When we sin, there are consequences. The negative consequences of Adam and Eve’s sin was pain, fear, longing, domineering, toil, thorns, thistles, sweat, fight to survive, death. The serpent was cursed, the ground was cursed.
Think of it like ripples or waves. When we jumped ship and splashed into the dirty water, we made waves, things were moved and affected. That is still true today. One of the tricks the tempter plays is to hide the impacting waves of our sin from us. It being hidden does not mean it is not there, just that we don’t see it. Those types of ripples and waves are often the most dangerous. They create an under tow that can drown not only us, but those around us as well.
Do you recognize that there are no victimless sins? When you disobey God it has affects, even if you don’t see them, they are there. What sin are you trying to keep hidden?

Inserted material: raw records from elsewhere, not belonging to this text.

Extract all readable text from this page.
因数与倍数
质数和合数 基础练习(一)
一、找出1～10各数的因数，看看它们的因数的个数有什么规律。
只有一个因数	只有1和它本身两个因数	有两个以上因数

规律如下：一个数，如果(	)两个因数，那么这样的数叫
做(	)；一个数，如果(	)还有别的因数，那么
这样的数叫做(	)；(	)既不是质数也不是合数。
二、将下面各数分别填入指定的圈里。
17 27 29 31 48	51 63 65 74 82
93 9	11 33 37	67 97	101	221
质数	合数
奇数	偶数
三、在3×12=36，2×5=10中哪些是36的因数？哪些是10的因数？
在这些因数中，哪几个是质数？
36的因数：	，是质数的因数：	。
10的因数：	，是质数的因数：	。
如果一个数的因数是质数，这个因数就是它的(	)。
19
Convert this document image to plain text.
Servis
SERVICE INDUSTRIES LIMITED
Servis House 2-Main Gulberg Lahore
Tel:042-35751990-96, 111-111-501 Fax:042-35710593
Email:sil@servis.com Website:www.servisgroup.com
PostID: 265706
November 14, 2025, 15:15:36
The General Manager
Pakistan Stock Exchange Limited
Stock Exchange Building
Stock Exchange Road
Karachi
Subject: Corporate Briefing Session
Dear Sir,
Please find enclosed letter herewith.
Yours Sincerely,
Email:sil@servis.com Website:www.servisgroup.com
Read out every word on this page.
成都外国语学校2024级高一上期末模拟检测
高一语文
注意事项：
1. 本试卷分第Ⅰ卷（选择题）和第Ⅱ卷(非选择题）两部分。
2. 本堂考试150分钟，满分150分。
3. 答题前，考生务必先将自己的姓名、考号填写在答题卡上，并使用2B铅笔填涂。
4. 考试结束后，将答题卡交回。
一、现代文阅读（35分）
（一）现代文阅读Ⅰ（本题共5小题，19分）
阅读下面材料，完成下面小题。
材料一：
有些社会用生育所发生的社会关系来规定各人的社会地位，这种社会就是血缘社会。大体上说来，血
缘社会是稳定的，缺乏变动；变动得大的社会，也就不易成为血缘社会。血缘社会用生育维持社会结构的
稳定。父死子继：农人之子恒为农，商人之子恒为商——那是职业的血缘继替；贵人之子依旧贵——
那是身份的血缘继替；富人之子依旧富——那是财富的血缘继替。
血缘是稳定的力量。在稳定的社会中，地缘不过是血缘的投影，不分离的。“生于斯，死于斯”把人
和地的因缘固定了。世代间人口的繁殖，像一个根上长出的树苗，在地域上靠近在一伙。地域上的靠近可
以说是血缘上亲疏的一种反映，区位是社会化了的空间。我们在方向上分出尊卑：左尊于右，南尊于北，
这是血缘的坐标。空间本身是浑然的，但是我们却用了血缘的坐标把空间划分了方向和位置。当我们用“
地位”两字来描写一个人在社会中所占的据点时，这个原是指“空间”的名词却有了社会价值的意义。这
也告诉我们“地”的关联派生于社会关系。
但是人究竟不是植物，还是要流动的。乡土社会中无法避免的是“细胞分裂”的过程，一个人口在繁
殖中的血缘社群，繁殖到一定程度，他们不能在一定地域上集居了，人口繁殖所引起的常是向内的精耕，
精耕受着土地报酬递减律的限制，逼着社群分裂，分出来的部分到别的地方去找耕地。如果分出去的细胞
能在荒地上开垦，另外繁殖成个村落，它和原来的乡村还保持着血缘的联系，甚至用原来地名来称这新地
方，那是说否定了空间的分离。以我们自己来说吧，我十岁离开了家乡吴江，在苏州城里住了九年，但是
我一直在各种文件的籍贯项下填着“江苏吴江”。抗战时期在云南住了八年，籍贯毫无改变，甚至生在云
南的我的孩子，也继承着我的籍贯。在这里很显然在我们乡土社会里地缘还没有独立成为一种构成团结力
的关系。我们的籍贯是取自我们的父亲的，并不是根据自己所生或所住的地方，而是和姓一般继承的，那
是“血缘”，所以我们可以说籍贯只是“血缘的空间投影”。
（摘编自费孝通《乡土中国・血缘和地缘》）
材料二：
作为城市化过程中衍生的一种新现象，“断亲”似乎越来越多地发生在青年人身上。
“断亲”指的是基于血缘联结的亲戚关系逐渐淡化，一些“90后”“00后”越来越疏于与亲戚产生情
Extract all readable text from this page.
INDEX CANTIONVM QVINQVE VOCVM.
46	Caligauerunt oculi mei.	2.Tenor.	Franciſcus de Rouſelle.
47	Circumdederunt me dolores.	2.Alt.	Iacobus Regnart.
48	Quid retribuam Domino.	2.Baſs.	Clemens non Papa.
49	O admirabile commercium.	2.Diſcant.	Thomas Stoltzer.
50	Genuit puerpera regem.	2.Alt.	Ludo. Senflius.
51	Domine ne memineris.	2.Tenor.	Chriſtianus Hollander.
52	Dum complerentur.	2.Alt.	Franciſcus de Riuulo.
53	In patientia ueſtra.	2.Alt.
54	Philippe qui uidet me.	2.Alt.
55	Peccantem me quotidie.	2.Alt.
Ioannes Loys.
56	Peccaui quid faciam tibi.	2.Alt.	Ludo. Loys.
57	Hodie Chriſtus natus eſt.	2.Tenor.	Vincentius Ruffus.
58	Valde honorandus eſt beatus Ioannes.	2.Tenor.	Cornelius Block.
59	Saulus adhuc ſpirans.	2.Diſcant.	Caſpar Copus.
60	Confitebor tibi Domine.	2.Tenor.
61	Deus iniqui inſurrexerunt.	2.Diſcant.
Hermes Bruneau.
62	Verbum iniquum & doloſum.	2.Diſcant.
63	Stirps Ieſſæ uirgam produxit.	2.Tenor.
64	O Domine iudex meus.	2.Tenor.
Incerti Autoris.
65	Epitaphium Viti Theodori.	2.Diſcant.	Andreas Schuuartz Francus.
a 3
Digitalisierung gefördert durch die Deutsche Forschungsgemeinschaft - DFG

But, with all the negative consequences, we also see something amazing if we look hard at the verses. Here we see the first glimpse of God’s grace. We see the first mention of our savior, Jesus Christ, and the work that He will do to crush the serpent’s head. We see the first sacrifice that God made on our behalf, one that transferred our earned death onto another creature.
We see something interesting in that first sacrifice. It was only a covering. Think of it as the life preserver or lifeboat that God released for us. We aren’t out of the water, but we also weren’t immediately pulled under to drown.
But compare that to the work of Christ. Jesus became man. He tied a rope around His waist (tying Himself to His Father in heaven – we see him tighten those knots every time He prayed). He jumped down from the deck and stretched out His arms (on the cross) to grab ahold of us. Then, using his own strength, He lifted us back into the boat. It’s like those rescue missions at sea, all we can do is reach for Him, submit and hold on.
Where the first sacrifice was a covering, Jesus’ sacrifice brought us back into a state of righteousness with God, back into unity and communion with Him, back onto the boat. He didn’t just save us from the deep, but he brought us back into His family.
So, if we are once again “back in the family” and we have been made righteous, why do we still feel the consequences of sin and see it all around us? Think about those images of birds being rescued from an oil spill in the ocean. That is us. God’s work of transforming us starts on the inside. He places the Holy Spirit in us and begins cleaning the gunk of swimming in sin from our heart, then he works outward. On the outside, we are still dripping the pollution of sin. Because we still live on this earth, we are still all wet. But like the ship is on the water not of the water, we are on this earth, and no longer of this earth. Jesus said His kingdom is not of this earth and we are subjects of His kingdom. See, one day, either when we pass from this earth or when Jesus returns, we will be completely transformed. This filthy flesh will be replaced and made completely clean, inside and out. We will live in a new heaven and new earth free of sin where there is no serpent (he’ll be spending eternity in a firey pit), no pain, no sorrow, none of the things that sin brought into this world. We will once again be fully transformed back into walking in the garden with God and it will be good.